From: Anne Moore Odell, Green Money Journal
"It's raining it's pouring, the old man is snoring . . . " goes the old nursery rhyme. However, the "old man" in this case is the business community that is asleep over the consequences of not considering long-term water issues. A report from the newly launched Marsh Center for Risk Insights states that less than 20% of Fortune 1000 companies surveyed are prepared for a water shortage crisis.
The Marsh Center for Risk Insights was created by Marsh Inc., a large US insurance broker and risk advisor with 395 offices in 85 countries. The Marsh Center was developed as a think tank to analyze important global business risks. Their new survey polled senior officials from over 100 Fortune 1000 companies. Public Opinion Strategies, headquartered in Alexandria, VA, conducted the telephone survey.
The founding advisors for the Marsh Center are heavily politically conservative, but with profound experiences in a number of different governmental, academic and business backgrounds. They include Dean Alexander, Philip Armstrong, Carol Browner, Dr. Sheikh Faisal F.J. Althani, Dr. Rohan Gunaratna, Dr. Howard Kunreuther, Harvey Pitt, and Andrew Winston.
Water shortage was singled as one of the most looming threats for companies in the near future. Forty percent of those surveyed believed that a water shortage would be severe or catastrophic for their business operations.

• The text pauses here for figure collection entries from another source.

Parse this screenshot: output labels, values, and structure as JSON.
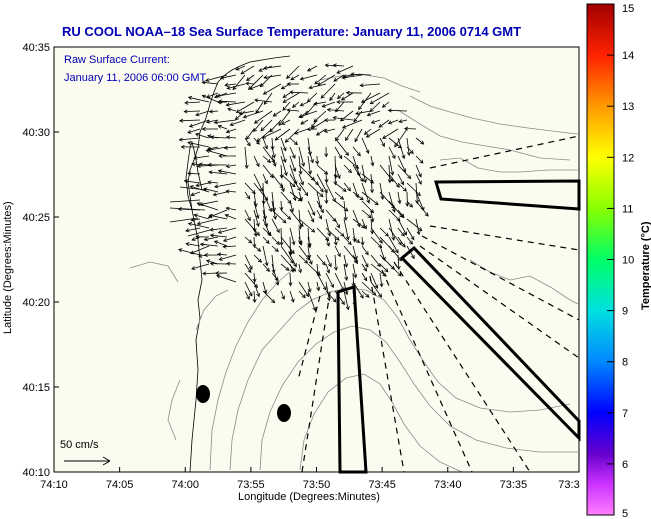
{
  "map": {
    "title": "RU COOL  NOAA–18  Sea Surface Temperature:  January 11, 2006 0714 GMT",
    "legend_line1": "Raw Surface Current:",
    "legend_line2": "January 11, 2006 06:00 GMT",
    "scale_label": "50 cm/s",
    "xlabel": "Longitude (Degrees:Minutes)",
    "ylabel": "Latitude (Degrees:Minutes)",
    "x_ticks": [
      "74:10",
      "74:05",
      "74:00",
      "73:55",
      "73:50",
      "73:45",
      "73:40",
      "73:35",
      "73:3"
    ],
    "y_ticks": [
      "40:35",
      "40:30",
      "40:25",
      "40:20",
      "40:15",
      "40:10"
    ],
    "land_color": "#fbfbf0",
    "vector_color": "#000000"
  },
  "colorbar": {
    "label": "Temperature (°C)",
    "ticks": [
      "15",
      "14",
      "13",
      "12",
      "11",
      "10",
      "9",
      "8",
      "7",
      "6",
      "5"
    ],
    "min": 5,
    "max": 15
  }
}
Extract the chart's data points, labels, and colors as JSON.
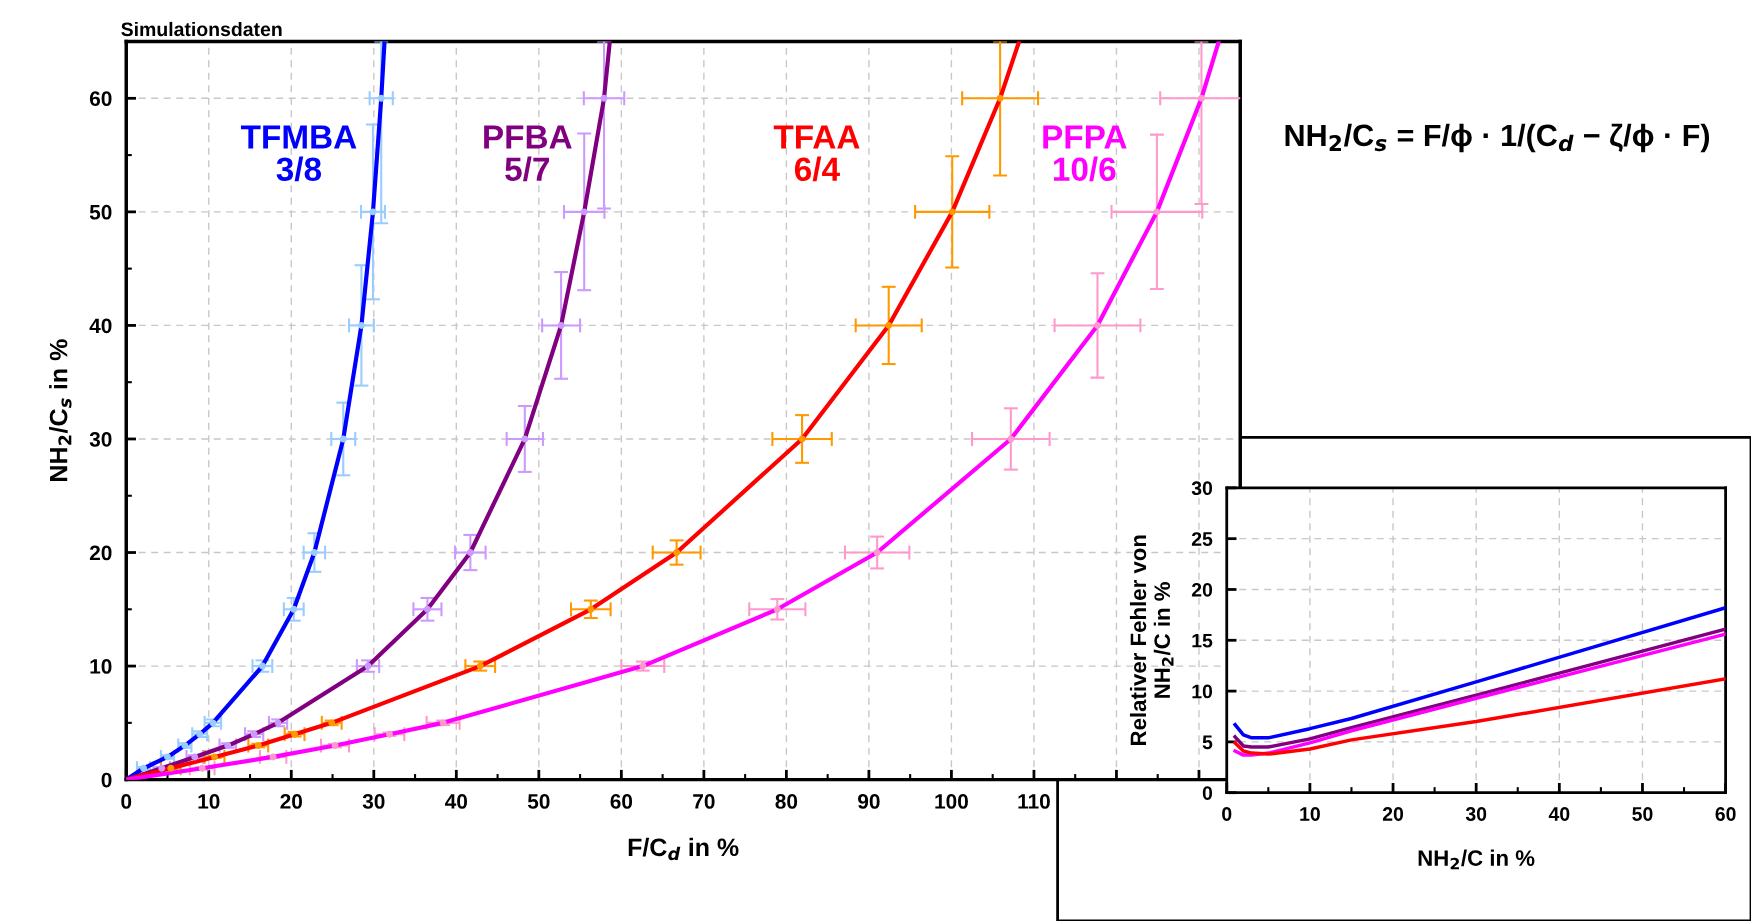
{
  "chart_data": [
    {
      "type": "line",
      "title": "Simulationsdaten",
      "xlabel": "F/C$_{d}$ in %",
      "ylabel": "NH$_{2}$/C$_{s}$ in %",
      "xlim": [
        0,
        135
      ],
      "ylim": [
        0,
        65
      ],
      "xticks": [
        0,
        10,
        20,
        30,
        40,
        50,
        60,
        70,
        80,
        90,
        100,
        110,
        {
          "value": 120,
          "label": null
        },
        {
          "value": 130,
          "label": null
        }
      ],
      "yticks": [
        0,
        10,
        20,
        30,
        40,
        50,
        60
      ],
      "grid": true,
      "marker": "none",
      "annotations": [
        "NH$_{2}$/C$_{s}$ = F/ϕ · 1/(C$_{d}$ − ζ/ϕ · F)"
      ],
      "series": [
        {
          "type": "line",
          "name": "TFMBA\n3/8",
          "color": "#0000ff",
          "x": [
            0,
            2.1,
            5.0,
            7.1,
            8.9,
            10.5,
            16.5,
            20.3,
            22.8,
            26.3,
            28.5,
            29.9,
            30.9,
            31.3
          ],
          "values": [
            0,
            1,
            2,
            3,
            4,
            5,
            10,
            15,
            20,
            30,
            40,
            50,
            60,
            65
          ]
        },
        {
          "type": "scatter",
          "marker": "circle",
          "color": "#99ccff",
          "x": [
            2.1,
            5.0,
            7.1,
            8.9,
            10.5,
            16.5,
            20.3,
            22.8,
            26.3,
            28.5,
            29.9,
            30.9
          ],
          "values": [
            1,
            2,
            3,
            4,
            5,
            10,
            15,
            20,
            30,
            40,
            50,
            60
          ],
          "xerrors": [
            0.8,
            0.8,
            0.8,
            0.9,
            1.0,
            1.2,
            1.2,
            1.3,
            1.45,
            1.5,
            1.45,
            1.4
          ],
          "errors": [
            0.1,
            0.15,
            0.2,
            0.25,
            0.3,
            0.5,
            1.0,
            1.7,
            3.2,
            5.3,
            7.7,
            [
              49,
              65
            ]
          ]
        },
        {
          "type": "line",
          "name": "PFBA\n5/7",
          "color": "#800080",
          "x": [
            0,
            4.3,
            8.3,
            12.3,
            15.5,
            18.4,
            29.3,
            36.5,
            41.7,
            48.3,
            52.7,
            55.5,
            57.9,
            58.6
          ],
          "values": [
            0,
            1,
            2,
            3,
            4,
            5,
            10,
            15,
            20,
            30,
            40,
            50,
            60,
            65
          ]
        },
        {
          "type": "scatter",
          "marker": "circle",
          "color": "#cc99ff",
          "x": [
            4.3,
            8.3,
            12.3,
            15.5,
            18.4,
            29.3,
            36.5,
            41.7,
            48.3,
            52.7,
            55.5,
            57.9
          ],
          "values": [
            1,
            2,
            3,
            4,
            5,
            10,
            15,
            20,
            30,
            40,
            50,
            60
          ],
          "xerrors": [
            1.0,
            1.0,
            1.0,
            1.1,
            1.1,
            1.35,
            1.7,
            1.85,
            2.2,
            2.3,
            2.45,
            2.45
          ],
          "errors": [
            0.1,
            0.15,
            0.2,
            0.25,
            0.3,
            0.5,
            1.0,
            1.55,
            2.9,
            4.7,
            6.9,
            [
              50.3,
              65
            ]
          ]
        },
        {
          "type": "line",
          "name": "TFAA\n6/4",
          "color": "#ff0000",
          "x": [
            0,
            5.4,
            10.7,
            16.0,
            20.4,
            24.9,
            42.9,
            56.3,
            66.7,
            81.9,
            92.4,
            100.1,
            105.9,
            108.2
          ],
          "values": [
            0,
            1,
            2,
            3,
            4,
            5,
            10,
            15,
            20,
            30,
            40,
            50,
            60,
            65
          ]
        },
        {
          "type": "scatter",
          "marker": "circle",
          "color": "#ff9900",
          "x": [
            5.4,
            10.7,
            16.0,
            20.4,
            24.9,
            42.9,
            56.3,
            66.7,
            81.9,
            92.4,
            100.1,
            105.9
          ],
          "values": [
            1,
            2,
            3,
            4,
            5,
            10,
            15,
            20,
            30,
            40,
            50,
            60
          ],
          "xerrors": [
            1.2,
            1.2,
            1.2,
            1.2,
            1.2,
            1.8,
            2.4,
            2.9,
            3.6,
            4.0,
            4.5,
            4.6
          ],
          "errors": [
            0.1,
            0.1,
            0.15,
            0.2,
            0.2,
            0.4,
            0.77,
            1.07,
            2.1,
            3.4,
            4.9,
            [
              53.2,
              65
            ]
          ]
        },
        {
          "type": "line",
          "name": "PFPA\n10/6",
          "color": "#ff00ff",
          "x": [
            0,
            9.2,
            17.8,
            25.3,
            31.9,
            38.4,
            62.6,
            78.9,
            91.0,
            107.2,
            117.7,
            124.9,
            130.3,
            132.4
          ],
          "values": [
            0,
            1,
            2,
            3,
            4,
            5,
            10,
            15,
            20,
            30,
            40,
            50,
            60,
            65
          ]
        },
        {
          "type": "scatter",
          "marker": "circle",
          "color": "#ff99cc",
          "x": [
            9.2,
            17.8,
            25.3,
            31.9,
            38.4,
            62.6,
            78.9,
            91.0,
            107.2,
            117.7,
            124.9,
            130.3
          ],
          "values": [
            1,
            2,
            3,
            4,
            5,
            10,
            15,
            20,
            30,
            40,
            50,
            60
          ],
          "xerrors": [
            1.5,
            1.6,
            1.7,
            1.8,
            2.0,
            2.6,
            3.4,
            3.9,
            4.7,
            5.2,
            5.5,
            5.0
          ],
          "errors": [
            0.1,
            0.1,
            0.15,
            0.15,
            0.2,
            0.4,
            0.9,
            1.4,
            2.7,
            4.6,
            6.8,
            [
              50.7,
              65
            ]
          ]
        }
      ]
    },
    {
      "type": "line",
      "xlabel": "NH$_{2}$/C in %",
      "ylabel": "Relativer Fehler von\nNH$_{2}$/C in %",
      "xlim": [
        0,
        60
      ],
      "ylim": [
        0,
        30
      ],
      "xticks": [
        0,
        10,
        20,
        30,
        40,
        50,
        60
      ],
      "yticks": [
        0,
        5,
        10,
        15,
        20,
        25,
        30
      ],
      "grid": true,
      "marker": "none",
      "series": [
        {
          "color": "#0000ff",
          "x": [
            1,
            2,
            3,
            5,
            10,
            15,
            30,
            60
          ],
          "values": [
            6.7,
            5.7,
            5.4,
            5.4,
            6.3,
            7.3,
            10.9,
            18.2
          ]
        },
        {
          "color": "#800080",
          "x": [
            1,
            2,
            3,
            5,
            10,
            15,
            30,
            60
          ],
          "values": [
            5.5,
            4.6,
            4.5,
            4.5,
            5.3,
            6.4,
            9.6,
            16.1
          ]
        },
        {
          "color": "#ff00ff",
          "x": [
            1,
            2,
            3,
            5,
            10,
            15,
            30,
            60
          ],
          "values": [
            4.1,
            3.7,
            3.7,
            3.9,
            4.9,
            6.1,
            9.3,
            15.6
          ]
        },
        {
          "color": "#ff0000",
          "x": [
            1,
            2,
            3,
            5,
            10,
            15,
            30,
            60
          ],
          "values": [
            4.9,
            4.1,
            3.9,
            3.8,
            4.3,
            5.2,
            7.0,
            11.2
          ]
        }
      ]
    }
  ]
}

Companies across industrial sectors could be affected by water shortage issues directly and indirectly through their supply chains, with even non-water intensive companies realizing higher costs as suppliers deliver higher costs. The Marsh Center reports that water-related costs are rising with manufacturers paying to treat both source water and wastewater.
"Climate change will most likely exacerbate this trend, so that intense, longer droughts like those we've experienced in the American West and in southern Europe will become more common," said Neal McGarity, Senior Vice President Corporate Communications for Marsh. "Meanwhile, the global demand for water is increasing. The point is that companies need to plan now for the impact of water shortages on their business operations."
Although nearly half of businesses surveyed replied that water was important for daily operations, only 6% responded that in the next five to ten years there would be significantly less access to water. This belief that the water will be available for companies in the short term is not necessarily based on risk management analysis.
In August, the World Business Council for Sustainable Development (WBCSD) held a "World Water Week" conference in Geneva, Switzerland. Some of the conclusions from the meetings are that businesses need to include shareholders, local residents, governments, and other stakeholders in discussions about water. Furthermore, businesses need to seriously study their assumptions around water usage. WBCSD also points out the need for more accurate and complete water data to enable companies to better focus their water management efforts.
"For most companies, water does not appear on the bottom line yet. But for many it may be the biggest risk in the future," said JÃrg Gerber, Chief Operating Officer for WBCSD. "Water has always been seen as 'free from nature' and has not been given its correct value. Water is also a very complex issue, meaning what seems to be a simple value, like water use at a site, is actually not so straightforward," he added.
WBCSD has recently launched the Global Water Tool to help companies map out their water use and assess their risks globally. WBCSD also hopes that it encourages more companies to put water risk management in place. WBCSD suggests businesses need to put plans into place now to mitigate the risk of water shortages. Such plans include increasing efficiency, working with communities and potential global markets, and understanding life cycle of water used in their products and services.
The Marsh Center survey also asked companies about seven other potential risk situations besides water shortage, including natural disasters, terrorist attacks, oil price spikes, global climate change, housing market collapse, risks associated with nanotechnology, and pandemics. Although the Marsh Center results state there are a "growing number of threats" to businesses, 44% of those surveyed said that one of the major reasons they weren't prepared for a crisis is because the risks didn't seem relevant to their businesses.
"The fact that a large segment of senior executives felt in June (when the survey was conducted) that the housing market did not pose a significant risk--but, as we know from today's headlines here in September, the risks associated with the housing market is now causing great concern globally--especially the subprime aspect of mortgage lending," McGarity told Socialfunds.com
The Marsh Center disagrees with this short-term view of business operations. Dr. Howard Kunreuther, Marsh Center founding advisor and Co-director of the Risk Management and Decision Processes Center at the Wharton School, said, "A number of business leaders today are taking a short term view of risk and operating under the false assumption that even though these risks are on the horizon, they don't need to act on them promptly. While these decisions may not affect them in their term of office, it could have dire effects on their successors and those connected to their companies years later."
Given the nature of the risks related to water, astute investors and analysts will need to be careful readers of corporate reports to understand if and how companies consider risk preparations, the Marsh Center notes.